Statt Olga und Dich mit unsinnigen Verbannungsmaßnahmen zu quälen, konzentrier Dich lieber darauf, sämtliche "manchmals" und "vielleichts" aus Deinem Verhalten Olga gegenüber zu streichen. Sei einschätzbar und verläßlich. Wenn Du dem Hund etwas erlaubst, überlege Dir vorher, ob Du immer mit dem Verhalten leben kannst (aus diesem Grund habe ich z.B. darauf verzichtet, den Hunden Türen oder Schubladen öffnen beizubringen - sieht zwar sehr putzig aus, aber mir ist es lieber, sämtliche Schubladeninhalte sind sicher. So ist es für die Hunde einfach - sämtliche Schubladen sind tabu und Türen werden nur von Menschen geöffnet. Es gibt also weder Kratzer an den Möbeln noch Dauerbellen vor geschlossenen Türen. Und dazu brauchts weder Sofaverbannung noch Streichelverbot.)

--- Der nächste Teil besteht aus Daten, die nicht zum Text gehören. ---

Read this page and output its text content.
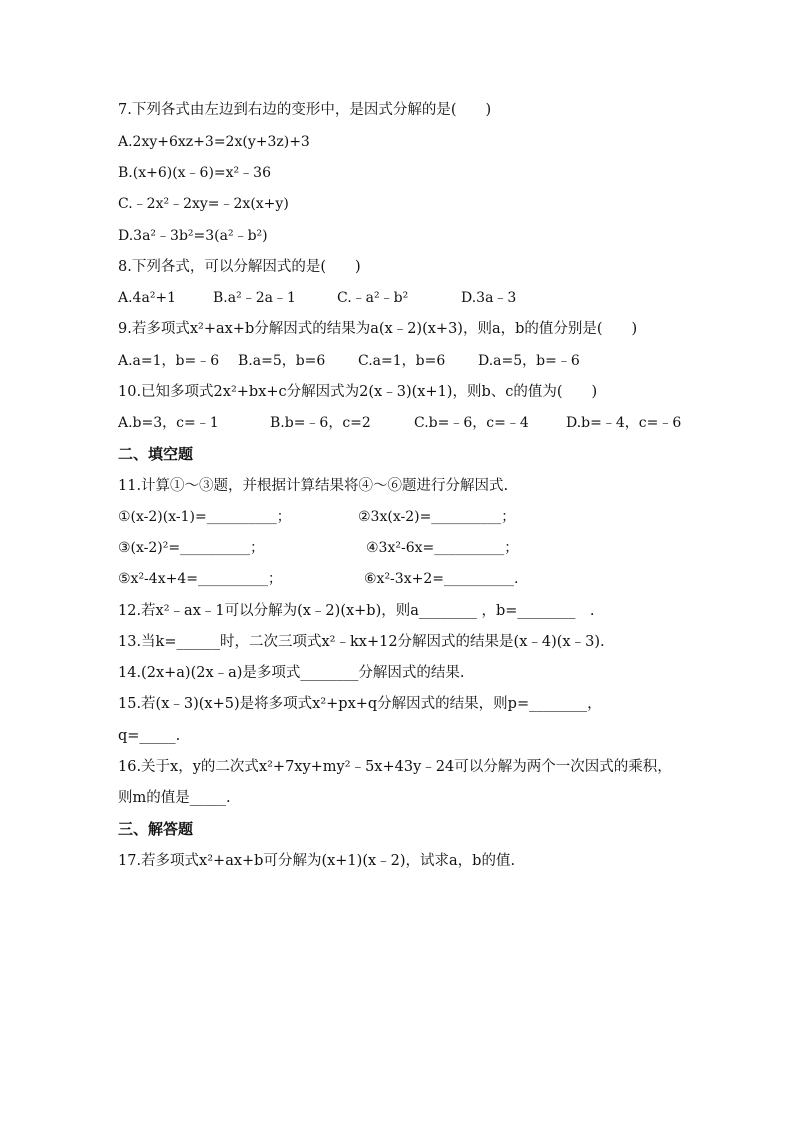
7.下列各式由左边到右边的变形中，是因式分解的是(　　)
A.2xy+6xz+3=2x(y+3z)+3
B.(x+6)(x﹣6)=x²﹣36
C.﹣2x²﹣2xy=﹣2x(x+y)
D.3a²﹣3b²=3(a²﹣b²)
8.下列各式，可以分解因式的是(　　)
A.4a²+1	B.a²﹣2a﹣1	C.﹣a²﹣b²	D.3a﹣3
9.若多项式x²+ax+b分解因式的结果为a(x﹣2)(x+3)，则a，b的值分别是(　　)
A.a=1，b=﹣6 B.a=5，b=6 C.a=1，b=6 D.a=5，b=﹣6
10.已知多项式2x²+bx+c分解因式为2(x﹣3)(x+1)，则b、c的值为(　　)
A.b=3，c=﹣1	B.b=﹣6，c=2	C.b=﹣6，c=﹣4	D.b=﹣4，c=﹣6
二、填空题
11.计算①～③题，并根据计算结果将④～⑥题进行分解因式.
①(x-2)(x-1)=__________；	②3x(x-2)=__________；
③(x-2)²=__________；	④3x²-6x=__________；
⑤x²-4x+4=__________；	⑥x²-3x+2=__________.
12.若x²﹣ax﹣1可以分解为(x﹣2)(x+b)，则a________ ，b=________　.
13.当k=______时，二次三项式x²﹣kx+12分解因式的结果是(x﹣4)(x﹣3).
14.(2x+a)(2x﹣a)是多项式________分解因式的结果.
15.若(x﹣3)(x+5)是将多项式x²+px+q分解因式的结果，则p=________，
q=_____.
16.关于x，y的二次式x²+7xy+my²﹣5x+43y﹣24可以分解为两个一次因式的乘积，
则m的值是_____.
三、解答题
17.若多项式x²+ax+b可分解为(x+1)(x﹣2)，试求a，b的值.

Diese ganzen Tipps aus der Dominanztheorie (Hund frißt nach Mensch, Hund darf nicht aufs Sofa, Hund darf nicht aus der Tür stürmen etc.pp.) funktionieren in meinen Augen nicht deshalb, weil der Mensch dadurch zum "Alpha" würde, sondern weil die Hundebesitzer sich dadurch endlich konsequent an einfache Regeln halten.
Du fragtest, was die Hunde zuhause dürfen - meine dürfen überall hin. Hier sind normalerweise sämtliche Türen offen und es gibt keine "Tabuzonen". Wozu auch? (Die Konsequenz daraus ist z.B., dass in der Küche keine Abfälle rumstehen dürfen, der Mülleimer streng gesichert werden muss und wir beim Kochen ständig auf einen Hund treten - aber da wir eine Wohnküche mit Teilarbeitsplatz haben, in der wir den halben Tag verbringen (und die der Durchgang zum Wohnzimmer ist), wäre eine Verbannung zu viel. Wär ich nur kurz in der Küche zum Kochen (und hätte diese eine Tür), würd ich die Hunde wahrscheinlich auch draußen lassen, aus praktischen Gründen.)

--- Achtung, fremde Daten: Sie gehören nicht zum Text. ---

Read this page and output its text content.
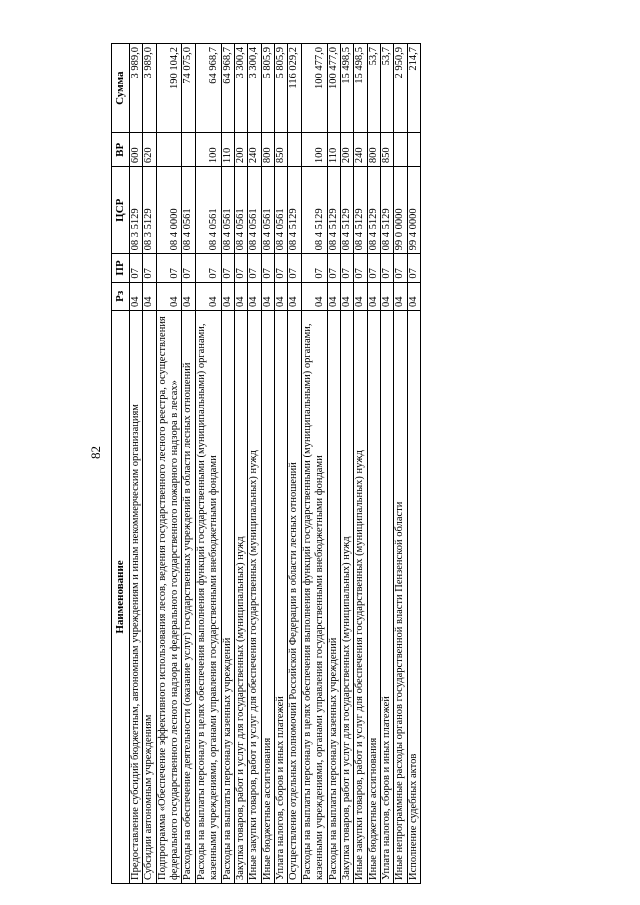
82
Наименование	Рз	ПР	ЦСР	ВР	Сумма
Предоставление субсидий бюджетным, автономным учреждениям и иным некоммерческим организациям	04	07	08 3 5129	600	3 989,0
Субсидии автономным учреждениям	04	07	08 3 5129	620	3 989,0
Подпрограмма «Обеспечение эффективного использования лесов, ведения государственного лесного реестра, осуществления федерального государственного лесного надзора и федерального государственного пожарного надзора в лесах»	04	07	08 4 0000		190 104,2
Расходы на обеспечение деятельности (оказание услуг) государственных учреждений в области лесных отношений	04	07	08 4 0561		74 075,0
Расходы на выплаты персоналу в целях обеспечения выполнения функций государственными (муниципальными) органами, казенными учреждениями, органами управления государственными внебюджетными фондами	04	07	08 4 0561	100	64 968,7
Расходы на выплаты персоналу казенных учреждений	04	07	08 4 0561	110	64 968,7
Закупка товаров, работ и услуг для государственных (муниципальных) нужд	04	07	08 4 0561	200	3 300,4
Иные закупки товаров, работ и услуг для обеспечения государственных (муниципальных) нужд	04	07	08 4 0561	240	3 300,4
Иные бюджетные ассигнования	04	07	08 4 0561	800	5 805,9
Уплата налогов, сборов и иных платежей	04	07	08 4 0561	850	5 805,9
Осуществление отдельных полномочий Российской Федерации в области лесных отношений	04	07	08 4 5129		116 029,2
Расходы на выплаты персоналу в целях обеспечения выполнения функций государственными (муниципальными) органами, казенными учреждениями, органами управления государственными внебюджетными фондами	04	07	08 4 5129	100	100 477,0
Расходы на выплаты персоналу казенных учреждений	04	07	08 4 5129	110	100 477,0
Закупка товаров, работ и услуг для государственных (муниципальных) нужд	04	07	08 4 5129	200	15 498,5
Иные закупки товаров, работ и услуг для обеспечения государственных (муниципальных) нужд	04	07	08 4 5129	240	15 498,5
Иные бюджетные ассигнования	04	07	08 4 5129	800	53,7
Уплата налогов, сборов и иных платежей	04	07	08 4 5129	850	53,7
Иные непрограммные расходы органов государственной власти Пензенской области	04	07	99 0 0000		2 950,9
Исполнение судебных актов	04	07	99 4 0000		214,7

Die leidige Sofafrage haben wir so gelöst, dass wir gar kein Sofa haben.Ich wollte zwar immer so ein wunderschönes Bretz-Sofa, und endlich hätte ich auch den Platz und das Geld dafür, aber dafür zwei haarige schlammige Hunde ... also kein Sofa. Dafür einen ebenerdigen Futon mit Platz für viele Menschen und Tiere (der auch weidlich genutzt wird). Gibts was Schöneres als einen warmen plüschigen schnarchenden Hund, der sich ans Bein kuschelt während man Tatort kuckt? Dafür verzichte ich doch gerne auf mein Prunksofa und kauf öfter neue Überzüge. Übrigens hat noch nie ein Hund versucht, seinen "Sofaplatz" zu verteidigen ... wenn wir Menschen uns niederlassen, rutschen die Hunde, und wenns ihnen zu voll wird, verkrümeln sie sich auf den Teppich. So soll es sein.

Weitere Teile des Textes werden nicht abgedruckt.